Un messager ailé arrive pour lui dire que la ville de Naples, assiégée par le
roi des Français, s’adonne aux plus ignobles vices. A cette annonce, Dieu
se met dans une colère terrible et fait appeler Marie et le Christ. Ils
décident ensemble de punir les hommes et commencent par descendre sur
terre pour assister au spectacle du festin de Pâques chez le Pape
Alexandre VI.
Acte II
Jour de Pâques 1495 au Palais du Pape Alexandre VI, Rodrigo Borgia,
à Rome. Le pape est entouré de ses neuf enfants (dont Lucrèce Borgia),
de ses belles-filles et beaux-fils, de ses neveux et parents, de ses deux
maîtresses, des archevêques, cardinaux, soldats, dignitaires et
domestiques...
Acte III
Retour au Ciel. Dieu a convoqué le diable pour lui confier une « mission
particulière qui réclame une particulière habileté » : il s’agit de trouver
comment punir les hommes, les ramener au strict usage du sexe en vue de
la procréation.
Trouver une vigoureuse punition. Le diable suggère d’empoisonner la
sécrétion au moment de l’acte sexuel.
Mais la difficulté vient du fait que Dieu demande que les hommes ne
meurent pas et restent propres à la rédemption. Il faut pouvoir les racheter
après qu’ils aient bien souffert. Sinon la race sera éteinte et pas question
de recommencer la Création, Dieu n’en a plus la force. Le Diable part
« chez lui », aux enfers, réfléchir.
Acte IV
Chez le Diable. L’acte commence par une lamentation du Diable sur sa
condition. Puis il se ressaisit et décide de se mettre au travail pour inventer
2
la terrible punition. Ce sera la syphilis, un poison qu’il instillera dans le sang
d’une femme qui sera sa fille. Le Diable sombre à nouveau dans la
dépression et s’étouffe, pris de dégoût. Le Diable va chercher ensuite dans
une foule d’héroïnes célèbres celle qui engendrera, à la suite de leur union,
la créature maléfique porteuse du poison. Ainsi défilent des grandes
amoureuses comme Hélène de Troie, Phrynée d’Athènes, l’Héloïse
d’Abelard, Agrippine... Chacune subit un rapide interrogatoire. Le Diable
finit par choisir Salomé.
Acte V
Le Diable est avec sa fille. La Vierge Marie leur rend visite et découvre
pour la première fois la jeune femme d’une grande beauté.

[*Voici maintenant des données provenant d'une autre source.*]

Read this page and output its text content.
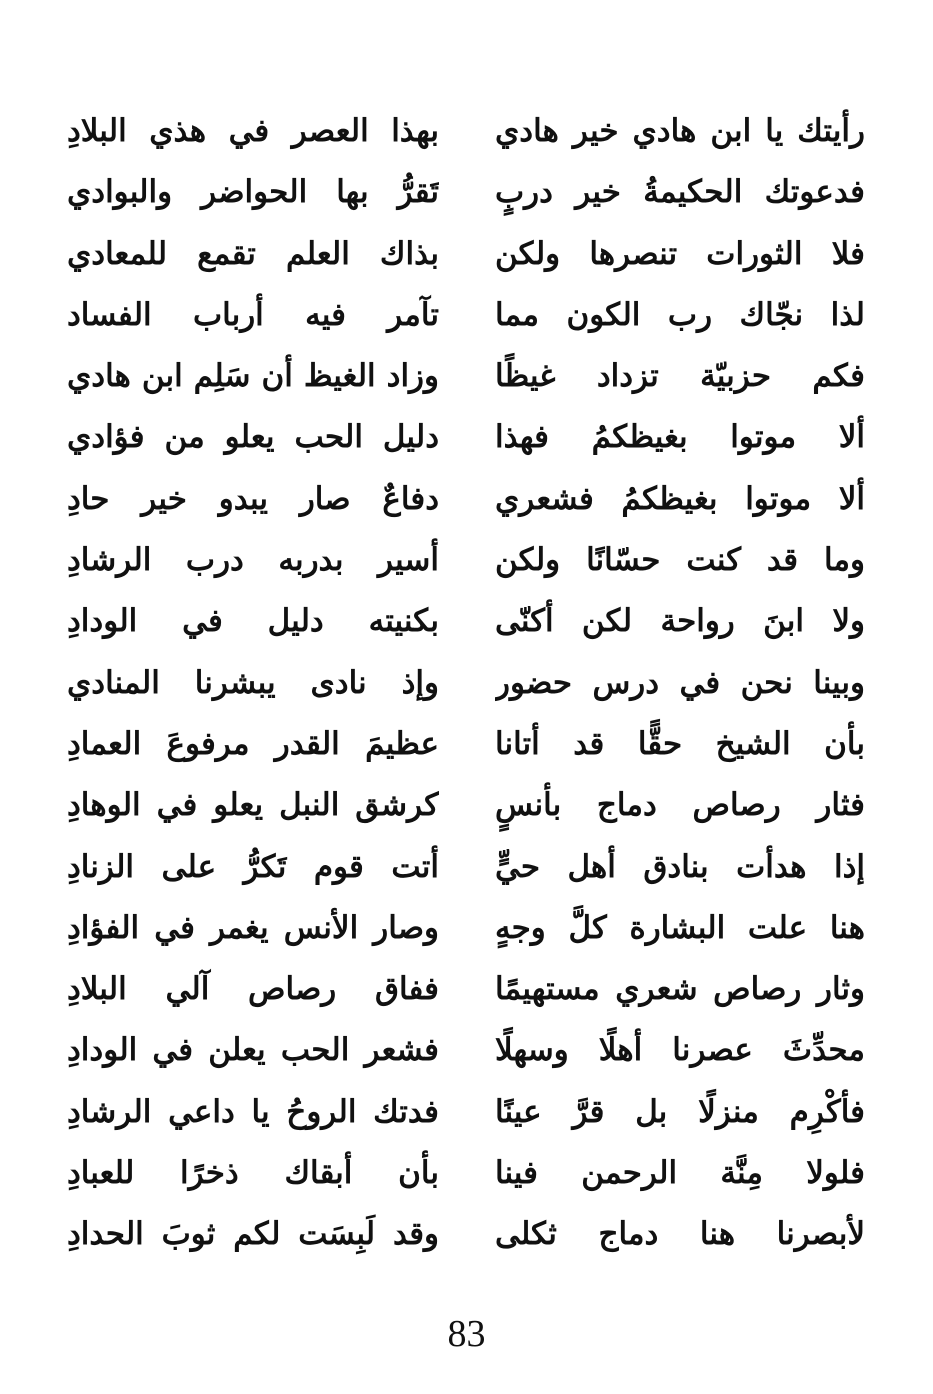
رأيتك يا ابن هادي خير هادي
بهذا العصر في هذي البلادِ
فدعوتك الحكيمةُ خير دربٍ
تَقرُّ بها الحواضر والبوادي
فلا الثورات تنصرها ولكن
بذاك العلم تقمع للمعادي
لذا نجّاك رب الكون مما
تآمر فيه أرباب الفساد
فكم حزبيّة تزداد غيظًا
وزاد الغيظ أن سَلِم ابن هادي
ألا موتوا بغيظكمُ فهذا
دليل الحب يعلو من فؤادي
ألا موتوا بغيظكمُ فشعري
دفاعٌ صار يبدو خير حادِ
وما قد كنت حسّانًا ولكن
أسير بدربه درب الرشادِ
ولا ابنَ رواحة لكن أكنّى
بكنيته دليل في الودادِ
وبينا نحن في درس حضور
وإذ نادى يبشرنا المنادي
بأن الشيخ حقًّا قد أتانا
عظيمَ القدر مرفوعَ العمادِ
فثار رصاص دماج بأنسٍ
كرشق النبل يعلو في الوهادِ
إذا هدأت بنادق أهل حيٍّ
أتت قوم تَكرُّ على الزنادِ
هنا علت البشارة كلَّ وجهٍ
وصار الأنس يغمر في الفؤادِ
وثار رصاص شعري مستهيمًا
ففاق رصاص آلي البلادِ
محدِّثَ عصرنا أهلًا وسهلًا
فشعر الحب يعلن في الودادِ
فأكْرِم منزلًا بل قرَّ عينًا
فدتك الروحُ يا داعي الرشادِ
فلولا مِنَّة الرحمن فينا
بأن أبقاك ذخرًا للعبادِ
لأبصرنا هنا دماج ثكلى
وقد لَبِسَت لكم ثوبَ الحدادِ
83
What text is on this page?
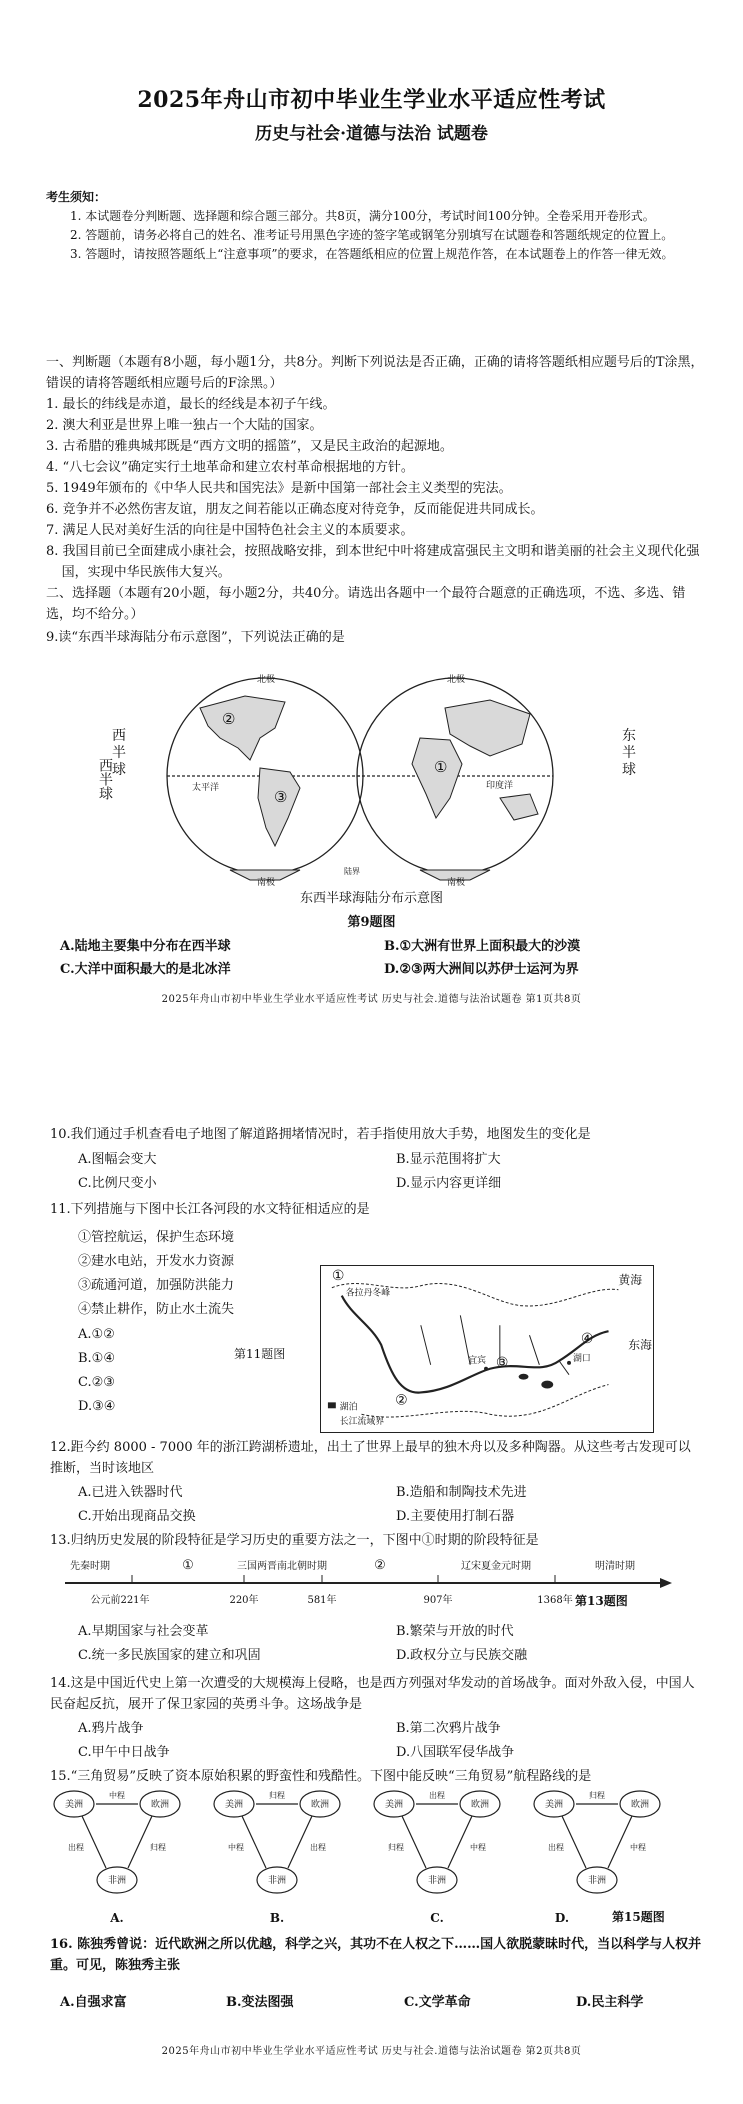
2025年舟山市初中毕业生学业水平适应性考试
历史与社会·道德与法治 试题卷
考生须知：
1. 本试题卷分判断题、选择题和综合题三部分。共8页，满分100分，考试时间100分钟。全卷采用开卷形式。
2. 答题前，请务必将自己的姓名、准考证号用黑色字迹的签字笔或钢笔分别填写在试题卷和答题纸规定的位置上。
3. 答题时，请按照答题纸上“注意事项”的要求，在答题纸相应的位置上规范作答，在本试题卷上的作答一律无效。
一、判断题（本题有8小题，每小题1分，共8分。判断下列说法是否正确，正确的请将答题纸相应题号后的T涂黑，错误的请将答题纸相应题号后的F涂黑。）
1. 最长的纬线是赤道，最长的经线是本初子午线。
2. 澳大利亚是世界上唯一独占一个大陆的国家。
3. 古希腊的雅典城邦既是“西方文明的摇篮”，又是民主政治的起源地。
4. “八七会议”确定实行土地革命和建立农村革命根据地的方针。
5. 1949年颁布的《中华人民共和国宪法》是新中国第一部社会主义类型的宪法。
6. 竞争并不必然伤害友谊，朋友之间若能以正确态度对待竞争，反而能促进共同成长。
7. 满足人民对美好生活的向往是中国特色社会主义的本质要求。
8. 我国目前已全面建成小康社会，按照战略安排，到本世纪中叶将建成富强民主文明和谐美丽的社会主义现代化强国，实现中华民族伟大复兴。
二、选择题（本题有20小题，每小题2分，共40分。请选出各题中一个最符合题意的正确选项，不选、多选、错选，均不给分。）
9.读“东西半球海陆分布示意图”，下列说法正确的是
西半球
北极	北极
南极	南极
太平洋	印度洋
②
①
③
陆界
西半球
东半球
东西半球海陆分布示意图
第9题图
A.陆地主要集中分布在西半球	B.①大洲有世界上面积最大的沙漠
C.大洋中面积最大的是北冰洋	D.②③两大洲间以苏伊士运河为界
2025年舟山市初中毕业生学业水平适应性考试 历史与社会.道德与法治试题卷 第1页共8页
10.我们通过手机查看电子地图了解道路拥堵情况时，若手指使用放大手势，地图发生的变化是
A.图幅会变大	B.显示范围将扩大
C.比例尺变小	D.显示内容更详细
11.下列措施与下图中长江各河段的水文特征相适应的是
①管控航运，保护生态环境
②建水电站，开发水力资源
③疏通河道，加强防洪能力
④禁止耕作，防止水土流失
A.①②
B.①④
C.②③
D.③④
第11题图
①
各拉丹冬峰
②
③
宜宾	湖口
④
黄海
东海
湖泊
长江流域界
12.距今约 8000 - 7000 年的浙江跨湖桥遗址，出土了世界上最早的独木舟以及多种陶器。从这些考古发现可以推断，当时该地区
A.已进入铁器时代	B.造船和制陶技术先进
C.开始出现商品交换	D.主要使用打制石器
13.归纳历史发展的阶段特征是学习历史的重要方法之一，下图中①时期的阶段特征是
先秦时期	①	三国两晋南北朝时期	②	辽宋夏金元时期	明清时期
公元前221年	220年	581年	907年	1368年 第13题图
A.早期国家与社会变革	B.繁荣与开放的时代
C.统一多民族国家的建立和巩固	D.政权分立与民族交融
14.这是中国近代史上第一次遭受的大规模海上侵略，也是西方列强对华发动的首场战争。面对外敌入侵，中国人民奋起反抗，展开了保卫家园的英勇斗争。这场战争是
A.鸦片战争	B.第二次鸦片战争
C.甲午中日战争	D.八国联军侵华战争
15.“三角贸易”反映了资本原始积累的野蛮性和残酷性。下图中能反映“三角贸易”航程路线的是
美洲	欧洲
非洲
中程
出程	归程
A.
美洲	欧洲
非洲
归程
中程	出程
B.
美洲	欧洲
非洲
出程
归程	中程
C.
美洲	欧洲
非洲
归程
出程	中程
D.	第15题图
16. 陈独秀曾说：近代欧洲之所以优越，科学之兴，其功不在人权之下……国人欲脱蒙昧时代，当以科学与人权并重。可见，陈独秀主张
A.自强求富	B.变法图强	C.文学革命	D.民主科学
2025年舟山市初中毕业生学业水平适应性考试 历史与社会.道德与法治试题卷 第2页共8页
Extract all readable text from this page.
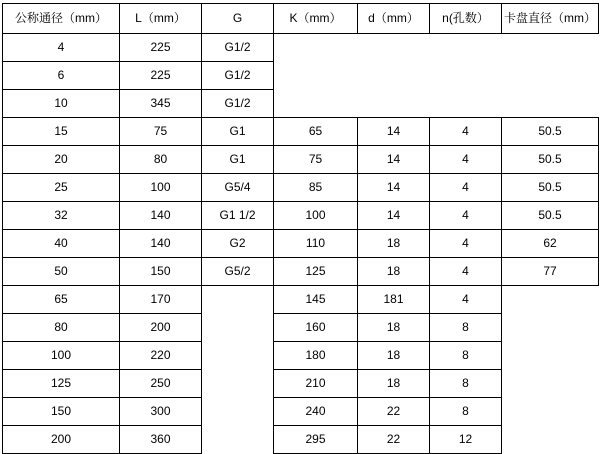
公称通径（mm）	L（mm）	G	K（mm）	d（mm）	n(孔数）	卡盘直径（mm）
4	225	G1/2				
6	225	G1/2				
10	345	G1/2				
15	75	G1	65	14	4	50.5
20	80	G1	75	14	4	50.5
25	100	G5/4	85	14	4	50.5
32	140	G1 1/2	100	14	4	50.5
40	140	G2	110	18	4	62
50	150	G5/2	125	18	4	77
65	170		145	181	4	
80	200		160	18	8	
100	220		180	18	8	
125	250		210	18	8	
150	300		240	22	8	
200	360		295	22	12	
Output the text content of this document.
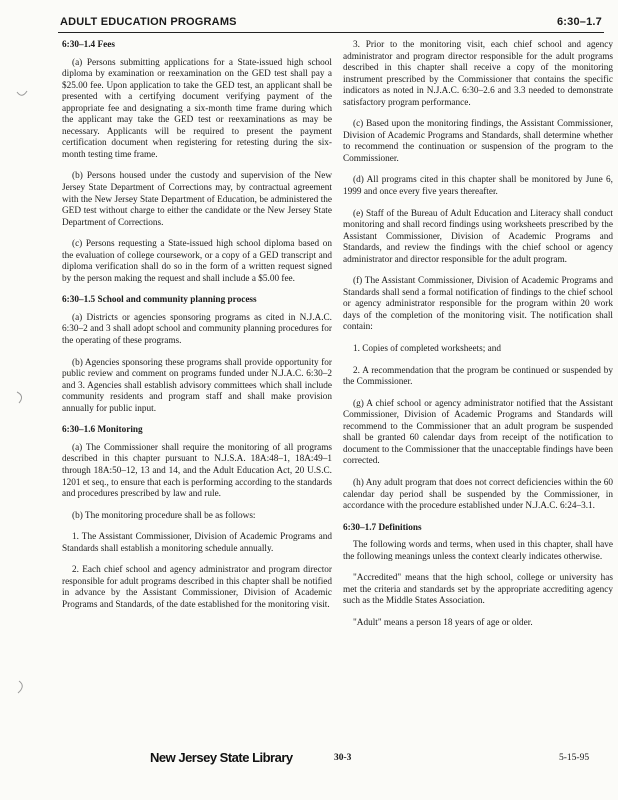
ADULT EDUCATION PROGRAMS	6:30–1.7
6:30–1.4 Fees

(a) Persons submitting applications for a State-issued high school diploma by examination or reexamination on the GED test shall pay a $25.00 fee. Upon application to take the GED test, an applicant shall be presented with a certifying document verifying payment of the appropriate fee and designating a six-month time frame during which the applicant may take the GED test or reexaminations as may be necessary. Applicants will be required to present the payment certification document when registering for retesting during the six-month testing time frame.

(b) Persons housed under the custody and supervision of the New Jersey State Department of Corrections may, by contractual agreement with the New Jersey State Department of Education, be administered the GED test without charge to either the candidate or the New Jersey State Department of Corrections.

(c) Persons requesting a State-issued high school diploma based on the evaluation of college coursework, or a copy of a GED transcript and diploma verification shall do so in the form of a written request signed by the person making the request and shall include a $5.00 fee.

6:30–1.5 School and community planning process

(a) Districts or agencies sponsoring programs as cited in N.J.A.C. 6:30–2 and 3 shall adopt school and community planning procedures for the operating of these programs.

(b) Agencies sponsoring these programs shall provide opportunity for public review and comment on programs funded under N.J.A.C. 6:30–2 and 3. Agencies shall establish advisory committees which shall include community residents and program staff and shall make provision annually for public input.

6:30–1.6 Monitoring

(a) The Commissioner shall require the monitoring of all programs described in this chapter pursuant to N.J.S.A. 18A:48–1, 18A:49–1 through 18A:50–12, 13 and 14, and the Adult Education Act, 20 U.S.C. 1201 et seq., to ensure that each is performing according to the standards and procedures prescribed by law and rule.

(b) The monitoring procedure shall be as follows:

1. The Assistant Commissioner, Division of Academic Programs and Standards shall establish a monitoring schedule annually.

2. Each chief school and agency administrator and program director responsible for adult programs described in this chapter shall be notified in advance by the Assistant Commissioner, Division of Academic Programs and Standards, of the date established for the monitoring visit.

3. Prior to the monitoring visit, each chief school and agency administrator and program director responsible for the adult programs described in this chapter shall receive a copy of the monitoring instrument prescribed by the Commissioner that contains the specific indicators as noted in N.J.A.C. 6:30–2.6 and 3.3 needed to demonstrate satisfactory program performance.

(c) Based upon the monitoring findings, the Assistant Commissioner, Division of Academic Programs and Standards, shall determine whether to recommend the continuation or suspension of the program to the Commissioner.

(d) All programs cited in this chapter shall be monitored by June 6, 1999 and once every five years thereafter.

(e) Staff of the Bureau of Adult Education and Literacy shall conduct monitoring and shall record findings using worksheets prescribed by the Assistant Commissioner, Division of Academic Programs and Standards, and review the findings with the chief school or agency administrator and director responsible for the adult program.

(f) The Assistant Commissioner, Division of Academic Programs and Standards shall send a formal notification of findings to the chief school or agency administrator responsible for the program within 20 work days of the completion of the monitoring visit. The notification shall contain:

1. Copies of completed worksheets; and

2. A recommendation that the program be continued or suspended by the Commissioner.

(g) A chief school or agency administrator notified that the Assistant Commissioner, Division of Academic Programs and Standards will recommend to the Commissioner that an adult program be suspended shall be granted 60 calendar days from receipt of the notification to document to the Commissioner that the unacceptable findings have been corrected.

(h) Any adult program that does not correct deficiencies within the 60 calendar day period shall be suspended by the Commissioner, in accordance with the procedure established under N.J.A.C. 6:24–3.1.

6:30–1.7 Definitions

The following words and terms, when used in this chapter, shall have the following meanings unless the context clearly indicates otherwise.

"Accredited" means that the high school, college or university has met the criteria and standards set by the appropriate accrediting agency such as the Middle States Association.

"Adult" means a person 18 years of age or older.

New Jersey State Library	30-3	5-15-95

Si Le Concile d’amour séduisit tant André Breton, ainsi qu’il le révéla dans
sa préface, c’est que la pièce de Oskar Panizza ouvrait « l’abîme du Mal en
tant que problème » et qu’au lieu de virer au drame elle voulait que ce soit
« la dérision qui mène le jeu ». Le chef de file des surréalistes ne pouvait
que fendre ardemment le délire poétique qui se cachait derrière l’excès,
le grotesque et la charge de l’œuvre. Mieux, l’idée que cette poésie
iconoclaste puisse armer la libre pensée contre les croyances aliénantes
devrait le réjouir si fort qu’il salua cet « esprit de sédition » qui brave de tels
interdits que, de nos jours encore, il est présumable que la réaction des
spectateurs imposerait le baisser du rideau avant la fin de la première
scène. »
André Breton savait comment cette géniale bouffonnerie, découverte en
France par hasard avant de devenir culte après la mise en scène de Jorge
Lavelli en 1969, avait ésaisie, interdite dès sa parution en Allemagne
soixante-dix ans plus tôt, vendue à prix d’or sous le manteau, achetée en
nombre par des proches espérant ainsi détruire l’objet du scandale et
condamner son auteur à l’oubli. Et comment l’écrivain allemand, qui avait
fait imprimer son texte en Suisse pour le sauver, avait été emprisonné un
an pour blasphème, poursuivant ainsi sa propre « tragédie céleste »
commencée dès l’âge de deux ans, quand il avait échappé de peu à la
bigoterie catholique par la mort de son père d’origine italienne pour tomber
sous la coupe du protestantisme rigide d’une mère d’origine française qui le
rêvait pasteur.
3
De la pièce d’Oskar Panizza à l’opéra de Michel
Musseau et Jean-Pierre Larroche
Le Concile d’Amour, tragédie céleste, est la mise en scène blasphématoire
de l’assemblée de Dieu vieillard amnésique et cacochyme -, de Marie
érotomane rouée -, du Christ poitrinaire demeuré -, convoquée au Ciel
pour statuer sur le châtiment que mérite la dépravation des hommes. À
court d’idées, ils font appel au Diable, seul à même d’inventer la terrible
punition…
Le Concile d’Amour est une œuvre « irréalisable » sur scène parce qu’elle
est excessive, énorme, bavarde, parce qu’elle convoque des dizaines de
personnages, figures subtiles et caricaturales. (quarante-six principaux
dont Dieu le Père, Marie, Jésus, le Diable et une centaine de figurants dont
le Saint-Esprit, quelques archanges, amours, Marie-Madeleine, des
martyrs, les ombres des morts…), des décors de péplums… C’est une
œuvre irréalisable avec les outils «classiques » du théâtre mais nous la
réaliserons avec nos outils musicaux et scéniques !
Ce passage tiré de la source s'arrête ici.